"Not yet—except in my mind's eye."
"Your mind's eye! Always that mind's eye! Till you see them with something better than your mind's eye, don't disturb me, Elizabeth. I have just come to the Battle of Hastings. I am going to fight as King Harold. Old William the Conqueror has just finished saying his hypocritical prayers. I am arming for him!"
"Arm away!" said Elizabeth, never interested in arming.
She stood at the sunny window of the library. With one rosy finger-nail she had scratched some frost off a window-pane, and with her face close to the clear spot was peeping out. Her fingers tapped a contented ditty on the window-sill.

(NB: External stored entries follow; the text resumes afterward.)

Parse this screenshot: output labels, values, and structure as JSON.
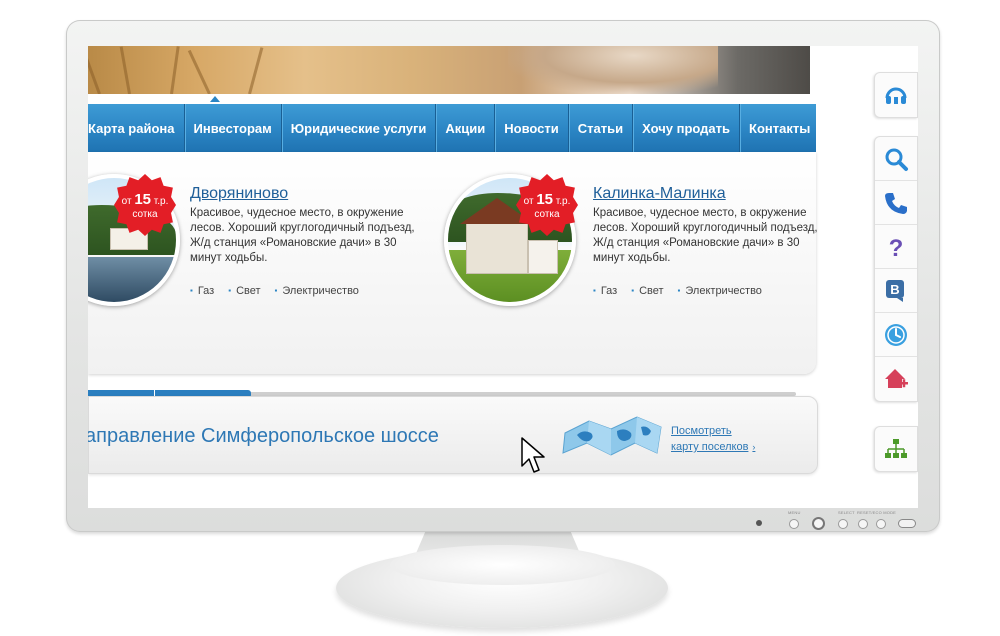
{
  "nav": {
    "items": [
      "Карта района",
      "Инвесторам",
      "Юридические услуги",
      "Акции",
      "Новости",
      "Статьи",
      "Хочу продать",
      "Контакты"
    ]
  },
  "listings": [
    {
      "title": "Дворяниново",
      "price_prefix": "от",
      "price_value": "15",
      "price_unit": "т.р.",
      "price_per": "сотка",
      "description": "Красивое, чудесное место, в окружение лесов. Хороший круглогодичный подъезд, Ж/д станция «Романовские дачи» в 30 минут ходьбы.",
      "features": [
        "Газ",
        "Свет",
        "Электричество"
      ]
    },
    {
      "title": "Калинка-Малинка",
      "price_prefix": "от",
      "price_value": "15",
      "price_unit": "т.р.",
      "price_per": "сотка",
      "description": "Красивое, чудесное место, в окружение лесов. Хороший круглогодичный подъезд, Ж/д станция «Романовские дачи» в 30 минут ходьбы.",
      "features": [
        "Газ",
        "Свет",
        "Электричество"
      ]
    }
  ],
  "slider": {
    "progress": 0.23
  },
  "direction": {
    "text": "аправление Симферопольское шоссе",
    "map_link_line1": "Посмотреть",
    "map_link_line2": "карту поселков",
    "map_link_arrow": "›"
  },
  "side_toolbar": {
    "icons": [
      "headset-icon",
      "search-icon",
      "phone-icon",
      "question-icon",
      "vk-icon",
      "clock-icon",
      "add-house-icon",
      "sitemap-icon"
    ]
  },
  "monitor": {
    "labels": [
      "MENU",
      "SELECT",
      "RESET/ECO MODE"
    ]
  },
  "colors": {
    "nav_blue": "#2b85c4",
    "link_blue": "#1f5f99",
    "badge_red": "#e31e26",
    "side_icon_blue": "#2a8ad6",
    "side_icon_purple": "#6a4fb5",
    "side_icon_red": "#d6405a",
    "side_icon_green": "#4c9a2a"
  }
}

A few minutes later the other voice was heard again: it came from the direction of a sofa in the room, and seemed to rise out of half-smothering cushions:—
"While the battle is going on, you might look around once more for the key, Elizabeth. Likely enough they have it hid somewhere in here. They got the Tree into the house last night without our catching them. And after they think we are asleep to-night, they'll hang the presents on, and to-morrow they'll pretend they didn't. But we can't let them go on treating us like infants, or as if we were no better than immigrants. That's what little immigrants believe! And that's how we got the notion in this country. Old William was an immigrant! But I wouldn't loathe him as I do if he hadn't been one of the hypocritical praying immigrants. He could have prayed without being a hypocrite, Elizabeth; and he could have been a hypocrite without praying; but he wanted to be both, the old beast!"
"But he stopped praying centuries ago, Harold," said Elizabeth, rubbing her long nose against the window-pane as though she had a mind to shorten it on a grindstone. "Can't you find enough in the world to fight without going away back to fight William the Conqueror? What have we Kentucky children got to do with William the Conqueror on Christmas Eve! And suppose he was a hypocrite then; he can't be a hypocrite now! If he went where it's nicest to go, it must have been taken out of him by this time; and if he went where they say it is not so nice, O dear! of course, I don't know what became of it there; it may have exploded; it may have blown him up." Elizabeth had begun her earliest study of chemistry; she disliked explosive gases.
A few minutes later the deliberate voice rose out of the sofa pillows:—
"I wish it had been me to turn the heat on him: I'd have made him sizzle! If you find the key, lay it aside quietly, Elizabeth. By that time the moon may be shining down on the battle-field where I am dead among my common soldiers, all of us covered with gore: let the king lie there with them as one of them: doesn't that sound fine?"
"Not to me!" said Elizabeth. "It sounds like nonsense: what's the matter with your mind's eye, I beg to inquire?"